USC is charged in bands: 0.5%, 2%, 3%, and 8%, depending on income level. PRSI for a director on a salary runs at approximately 4.1% from the employee side and 11.15% from the employer (company) side.
Payroll submissions must be made to Revenue via ROS on or before each payday. This is the real-time reporting requirement that has been in place since 2019. Missing or late submissions can trigger penalties, so your payroll process needs to be reliable.
Proprietary directors and the self-assessed system
Proprietary directors must file an annual self-assessment return (Form 11) with Revenue, even if all their income has been taxed through PAYE during the year. This is different from an ordinary employee, who may not need to file at all.

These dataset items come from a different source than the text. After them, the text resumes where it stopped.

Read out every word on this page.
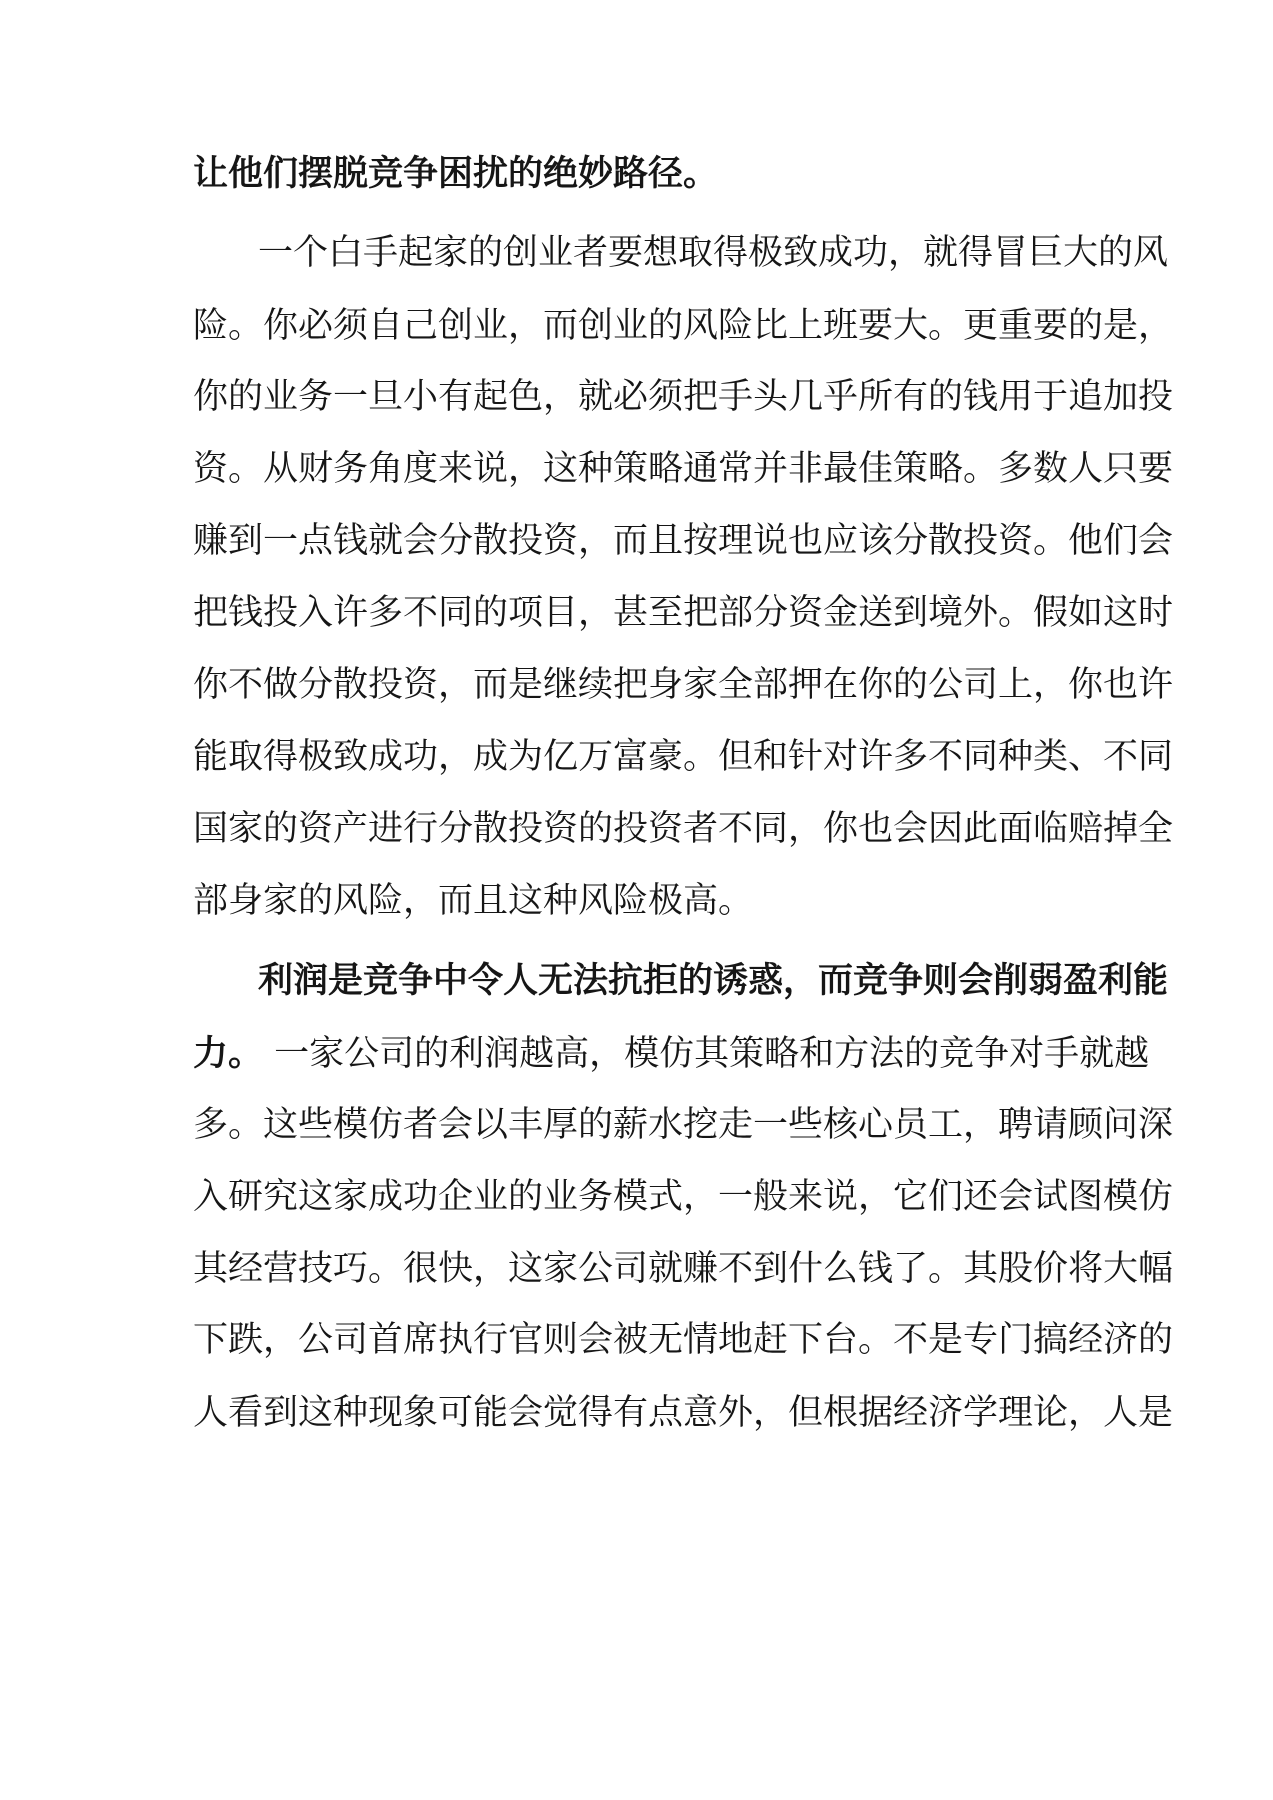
让他们摆脱竞争困扰的绝妙路径。
一个白手起家的创业者要想取得极致成功，就得冒巨大的风
险。你必须自己创业，而创业的风险比上班要大。更重要的是，
你的业务一旦小有起色，就必须把手头几乎所有的钱用于追加投
资。从财务角度来说，这种策略通常并非最佳策略。多数人只要
赚到一点钱就会分散投资，而且按理说也应该分散投资。他们会
把钱投入许多不同的项目，甚至把部分资金送到境外。假如这时
你不做分散投资，而是继续把身家全部押在你的公司上，你也许
能取得极致成功，成为亿万富豪。但和针对许多不同种类、不同
国家的资产进行分散投资的投资者不同，你也会因此面临赔掉全
部身家的风险，而且这种风险极高。
利润是竞争中令人无法抗拒的诱惑，而竞争则会削弱盈利能
力。 一家公司的利润越高，模仿其策略和方法的竞争对手就越
多。这些模仿者会以丰厚的薪水挖走一些核心员工，聘请顾问深
入研究这家成功企业的业务模式，一般来说，它们还会试图模仿
其经营技巧。很快，这家公司就赚不到什么钱了。其股价将大幅
下跌，公司首席执行官则会被无情地赶下台。不是专门搞经济的
人看到这种现象可能会觉得有点意外，但根据经济学理论，人是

The self-assessment return captures any income outside of payroll — dividends, rental income, foreign income — and reconciles the total tax liability for the year. Preliminary tax for the current year is also due by 31 October, alongside the prior year's final return. Missing this deadline results in a surcharge on top of the tax owed.
If you are both the employer and the employee, it is easy to let these personal filing obligations slip. Build them into your annual calendar alongside the company's corporation tax return.
Pension contributions from the company
One of the most tax-efficient ways a company can remunerate a director is through employer pension contributions. The company pays contributions directly into the director's pension scheme. These are deductible for corporation tax and do not attract PRSI or USC the way salary does. Income tax relief applies within Revenue's age-related limits.
With pension auto-enrolment ("My Future Fund") being introduced from 2026, the landscape for pension obligations is shifting. The scheme initially focuses on employees earning above a minimum threshold who are not already in a pension, but directors should be aware of how auto-enrolment interacts with existing arrangements, particularly where the director is also classed as an employee.
Keeping the records straight
Because a director has control over both the company and their own remuneration, Revenue pays close attention to how money moves between the two. Specific areas to keep clean include:
- Directors' loans: if the company lends money to a director and it is not repaid within a set period, a tax charge can arise at company level under close company rules.
- Benefits in kind: company cars, private health insurance paid by the company, and similar perquisites are taxable on the director personally and must be put through payroll.
- Consistent documentation: board minutes recording salary decisions, dividend declarations, and any changes to remuneration help demonstrate that payments are genuine and properly authorised.
Getting the structure right from the outset — and reviewing it as the business grows — avoids unnecessary tax bills and keeps your relationship with Revenue on solid ground.